We take up sentinel on either side of the hospital bed, trying to ignore the beeping as we chat with Cam and pass the time until a discharge nurse comes to tell us he’s been cleared to leave. Mr. Holt fills out so much paperwork my head spins, but I get to sit next to Cam and look into his eyes, my hand hovering gently over his, and then I am ushered out into the walkway as the curtains are drawn for Cam to change from the hospital gown to clothes. It takes everything in me to keep from protesting that I’ve seen him change before, but I think that might not go over so well with my boyfriend’s strict father.
He emerges with a grin, nodding to the blue sling holding his temporary cast in place.
“What do you think?”
“It matches your eyes,” I wink, falling into place at his side as we follow his dad through the hospital and out to the car.
Cam settles in the passenger seat, accepting our help laying the seat back so he can rest. I sit behind the driver’s seat, watching him with a smile as we drive onto the highway. He watches me back, smiling as his dad turns on the radio, and I soak up every slice of his face as the streetlights flashed by us. The excitement of the night has taken its toll, and now that the adrenaline has worn off we both seem to be fading fast. Before long Cam is asleep, snoring softly with his mouth hanging open and still facing me. I watch out the window with a smile as we drive, until I hear his dad clear his throat.

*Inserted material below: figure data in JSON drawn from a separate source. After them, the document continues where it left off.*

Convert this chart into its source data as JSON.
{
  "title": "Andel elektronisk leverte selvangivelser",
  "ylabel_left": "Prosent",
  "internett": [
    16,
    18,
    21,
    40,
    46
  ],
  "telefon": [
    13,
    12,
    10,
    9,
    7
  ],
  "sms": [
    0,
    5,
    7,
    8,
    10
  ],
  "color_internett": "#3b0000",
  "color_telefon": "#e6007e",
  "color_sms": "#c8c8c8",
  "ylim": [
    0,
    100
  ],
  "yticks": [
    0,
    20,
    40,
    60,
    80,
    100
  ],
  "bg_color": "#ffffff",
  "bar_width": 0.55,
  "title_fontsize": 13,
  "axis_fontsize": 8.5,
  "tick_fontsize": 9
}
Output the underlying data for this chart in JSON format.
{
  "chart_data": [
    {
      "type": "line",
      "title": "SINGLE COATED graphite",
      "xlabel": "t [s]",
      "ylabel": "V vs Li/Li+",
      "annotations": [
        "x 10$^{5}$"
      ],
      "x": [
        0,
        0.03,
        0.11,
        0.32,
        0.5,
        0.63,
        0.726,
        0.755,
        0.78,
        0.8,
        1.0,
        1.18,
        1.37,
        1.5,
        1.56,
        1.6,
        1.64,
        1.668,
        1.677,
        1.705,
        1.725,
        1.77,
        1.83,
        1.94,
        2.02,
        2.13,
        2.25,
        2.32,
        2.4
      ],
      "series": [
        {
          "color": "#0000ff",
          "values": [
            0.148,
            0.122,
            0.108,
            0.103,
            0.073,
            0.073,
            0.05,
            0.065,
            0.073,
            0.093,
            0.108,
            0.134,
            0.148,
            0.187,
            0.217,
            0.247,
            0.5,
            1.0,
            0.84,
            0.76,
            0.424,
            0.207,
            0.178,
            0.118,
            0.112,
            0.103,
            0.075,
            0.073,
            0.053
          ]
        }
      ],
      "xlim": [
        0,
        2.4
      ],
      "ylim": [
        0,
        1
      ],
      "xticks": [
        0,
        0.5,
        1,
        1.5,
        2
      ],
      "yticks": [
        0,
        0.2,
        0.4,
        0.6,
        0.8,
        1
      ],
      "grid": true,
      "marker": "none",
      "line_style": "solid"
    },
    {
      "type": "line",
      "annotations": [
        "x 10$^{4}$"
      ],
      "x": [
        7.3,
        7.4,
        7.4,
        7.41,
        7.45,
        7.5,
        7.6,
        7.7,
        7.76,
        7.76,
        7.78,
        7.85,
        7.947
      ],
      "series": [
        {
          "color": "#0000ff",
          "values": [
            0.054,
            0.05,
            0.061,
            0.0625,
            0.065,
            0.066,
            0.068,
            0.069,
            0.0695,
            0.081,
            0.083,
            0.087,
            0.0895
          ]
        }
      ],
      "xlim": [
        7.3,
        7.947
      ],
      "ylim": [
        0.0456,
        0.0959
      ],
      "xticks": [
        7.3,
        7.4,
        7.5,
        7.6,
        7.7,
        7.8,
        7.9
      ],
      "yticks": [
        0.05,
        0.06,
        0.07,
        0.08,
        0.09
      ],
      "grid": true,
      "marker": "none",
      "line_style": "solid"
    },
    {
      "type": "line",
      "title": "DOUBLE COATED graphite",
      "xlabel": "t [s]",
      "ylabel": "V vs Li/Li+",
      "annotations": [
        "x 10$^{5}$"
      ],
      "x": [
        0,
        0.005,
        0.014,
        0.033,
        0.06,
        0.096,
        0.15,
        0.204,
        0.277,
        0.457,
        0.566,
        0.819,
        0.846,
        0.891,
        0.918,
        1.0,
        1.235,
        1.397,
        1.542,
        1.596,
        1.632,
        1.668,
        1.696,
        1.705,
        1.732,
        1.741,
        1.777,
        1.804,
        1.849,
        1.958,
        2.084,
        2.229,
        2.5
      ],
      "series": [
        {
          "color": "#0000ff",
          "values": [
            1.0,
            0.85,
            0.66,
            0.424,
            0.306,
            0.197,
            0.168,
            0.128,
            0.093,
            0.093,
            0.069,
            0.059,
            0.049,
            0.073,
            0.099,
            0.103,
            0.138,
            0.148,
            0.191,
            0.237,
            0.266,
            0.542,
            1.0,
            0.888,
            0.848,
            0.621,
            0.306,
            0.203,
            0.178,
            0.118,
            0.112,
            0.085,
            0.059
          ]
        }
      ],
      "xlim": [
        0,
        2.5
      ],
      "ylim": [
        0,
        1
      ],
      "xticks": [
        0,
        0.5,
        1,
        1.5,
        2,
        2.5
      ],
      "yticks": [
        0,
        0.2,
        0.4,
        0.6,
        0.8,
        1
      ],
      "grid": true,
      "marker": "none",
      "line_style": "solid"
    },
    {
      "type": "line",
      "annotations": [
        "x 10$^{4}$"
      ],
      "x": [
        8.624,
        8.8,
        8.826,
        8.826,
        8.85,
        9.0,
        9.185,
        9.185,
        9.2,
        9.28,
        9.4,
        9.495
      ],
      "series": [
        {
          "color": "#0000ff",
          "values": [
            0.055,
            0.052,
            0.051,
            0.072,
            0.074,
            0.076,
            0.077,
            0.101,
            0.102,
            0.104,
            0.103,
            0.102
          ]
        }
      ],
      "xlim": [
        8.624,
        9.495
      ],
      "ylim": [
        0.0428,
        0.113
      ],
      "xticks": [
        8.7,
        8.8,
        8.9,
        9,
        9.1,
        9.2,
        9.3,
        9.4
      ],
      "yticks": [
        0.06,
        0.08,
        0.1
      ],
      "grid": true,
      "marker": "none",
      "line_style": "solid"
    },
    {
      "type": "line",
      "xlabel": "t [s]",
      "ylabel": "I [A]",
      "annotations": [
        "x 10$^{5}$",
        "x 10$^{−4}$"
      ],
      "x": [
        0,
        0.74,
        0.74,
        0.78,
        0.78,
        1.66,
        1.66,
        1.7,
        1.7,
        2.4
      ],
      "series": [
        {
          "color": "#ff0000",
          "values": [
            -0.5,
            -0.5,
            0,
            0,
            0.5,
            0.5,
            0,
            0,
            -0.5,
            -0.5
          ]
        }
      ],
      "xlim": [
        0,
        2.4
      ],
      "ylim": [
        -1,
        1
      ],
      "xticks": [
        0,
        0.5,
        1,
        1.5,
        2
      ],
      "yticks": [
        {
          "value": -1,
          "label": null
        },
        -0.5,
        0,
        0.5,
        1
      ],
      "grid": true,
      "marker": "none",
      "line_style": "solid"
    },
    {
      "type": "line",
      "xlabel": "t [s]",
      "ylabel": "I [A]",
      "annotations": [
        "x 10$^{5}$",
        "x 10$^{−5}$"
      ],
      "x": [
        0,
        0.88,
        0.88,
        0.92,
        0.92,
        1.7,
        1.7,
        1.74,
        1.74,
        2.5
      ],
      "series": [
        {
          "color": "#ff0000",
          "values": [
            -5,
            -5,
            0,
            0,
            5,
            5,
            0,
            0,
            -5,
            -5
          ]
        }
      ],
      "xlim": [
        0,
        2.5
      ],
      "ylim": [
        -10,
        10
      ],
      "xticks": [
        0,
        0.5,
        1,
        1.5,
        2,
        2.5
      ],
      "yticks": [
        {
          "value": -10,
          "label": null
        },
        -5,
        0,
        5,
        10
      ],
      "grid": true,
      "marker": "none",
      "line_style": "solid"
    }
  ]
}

“Elliot,” he starts. “You did a good job tonight, watching out for Camden.” I look up, meeting his eyes in the rear-view mirror. “I’m glad he’s had you as a friend, and I am proud that he has a boyfriend who cares so much for him.”
I feel a hot flush spread across my cheeks, but can’t stop the grin from showing there as well.
“Thanks, Mr. Holt,” he nods and looks back to the road.
I lean my head against the cool glass, smiling as my eyes slip closed and the soft rattle of our pads in the backseat lulls me to sleep.